处理大量查询并避免重复

My project involves concurrency and database management. Meaning that I have to be editing a database simultaneously between all threads. To be more specific I am reading a line from the database then inserting a line to mark that I grabbed that line. This could work with transactions but due to the fact I will be running this program on multiple machines, I will be having different database connections on each one. Is their a better way for me to accomplish my above task?

Applying Optimistic Concurrency using transactions and a version field/column (could be a time-stamp or a time-stamp plus an actual version number that just increases or other mechanism for version number) is a must here.

But since you are doing this on different machines, it's possible that a substantial amount of repetitive failed transactions occur.

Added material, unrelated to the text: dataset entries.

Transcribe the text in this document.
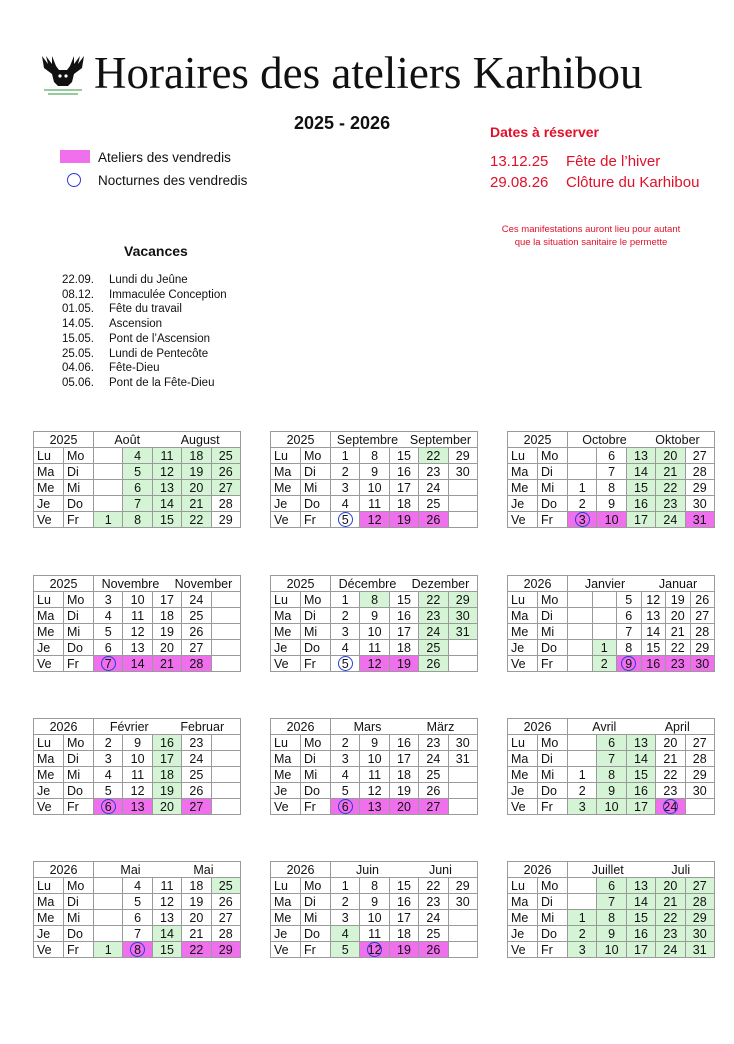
Horaires des ateliers Karhibou
2025 - 2026
Ateliers des vendredis
Nocturnes des vendredis
Dates à réserver
13.12.25 Fête de l’hiver
29.08.26 Clôture du Karhibou
Ces manifestations auront lieu pour autant
que la situation sanitaire le permette
Vacances
22.09. Lundi du Jeûne
08.12. Immaculée Conception
01.05. Fête du travail
14.05. Ascension
15.05. Pont de l’Ascension
25.05. Lundi de Pentecôte
04.06. Fête-Dieu
05.06. Pont de la Fête-Dieu
2025		Août August				

Lu	Mo		4	11	18	25
Ma	Di		5	12	19	26
Me	Mi		6	13	20	27
Je	Do		7	14	21	28
Ve	Fr	1	8	15	22	29
2025		Septembre September				

Lu	Mo	1	8	15	22	29
Ma	Di	2	9	16	23	30
Me	Mi	3	10	17	24	
Je	Do	4	11	18	25	
Ve	Fr	5	12	19	26	
2025		Octobre Oktober				

Lu	Mo		6	13	20	27
Ma	Di		7	14	21	28
Me	Mi	1	8	15	22	29
Je	Do	2	9	16	23	30
Ve	Fr	3	10	17	24	31
2025		Novembre November				

Lu	Mo	3	10	17	24	
Ma	Di	4	11	18	25	
Me	Mi	5	12	19	26	
Je	Do	6	13	20	27	
Ve	Fr	7	14	21	28	
2025		Décembre Dezember				

Lu	Mo	1	8	15	22	29
Ma	Di	2	9	16	23	30
Me	Mi	3	10	17	24	31
Je	Do	4	11	18	25	
Ve	Fr	5	12	19	26	
2026		Janvier Januar					

Lu	Mo			5	12	19	26
Ma	Di			6	13	20	27
Me	Mi			7	14	21	28
Je	Do		1	8	15	22	29
Ve	Fr		2	9	16	23	30
2026		Février Februar				

Lu	Mo	2	9	16	23	
Ma	Di	3	10	17	24	
Me	Mi	4	11	18	25	
Je	Do	5	12	19	26	
Ve	Fr	6	13	20	27	
2026		Mars März				

Lu	Mo	2	9	16	23	30
Ma	Di	3	10	17	24	31
Me	Mi	4	11	18	25	
Je	Do	5	12	19	26	
Ve	Fr	6	13	20	27	
2026		Avril April				

Lu	Mo		6	13	20	27
Ma	Di		7	14	21	28
Me	Mi	1	8	15	22	29
Je	Do	2	9	16	23	30
Ve	Fr	3	10	17	24

2026		Mai Mai				

Lu	Mo		4	11	18	25
Ma	Di		5	12	19	26
Me	Mi		6	13	20	27
Je	Do		7	14	21	28
Ve	Fr	1	8	15	22	29
2026		Juin Juni				

Lu	Mo	1	8	15	22	29
Ma	Di	2	9	16	23	30
Me	Mi	3	10	17	24	
Je	Do	4	11	18	25	
Ve	Fr	5	12	19	26	
2026		Juillet Juli				

Lu	Mo		6	13	20	27
Ma	Di		7	14	21	28
Me	Mi	1	8	15	22	29
Je	Do	2	9	16	23	30
Ve	Fr	3	10	17	24	31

To prevent this, you could use a queuing mechanism. A dispatcher program reads the non-processed records from database and dispatch them to workers - using a queue or a job dispatcher. Then each worker will take the id from that queue and process it in a transaction.

This way:

  1. if a transaction fails, dispatcher would queue it again
  2. if a worker goes down, other workers would continue (noticing the going down is a matter of monitoring)
  3. workers can easily scale-out and new workers can be added at any time (as long as your database is not your bottleneck)

A request/reply schema would do best in this case to prevent queue congestion. I've used NATS successfully (and happily) for similar cases. Of-course you could use another tool of your choice but remember that you have to take care of request/reply part. Just throwing things at queues does not solve all problems and the amount of queued work should be controlled!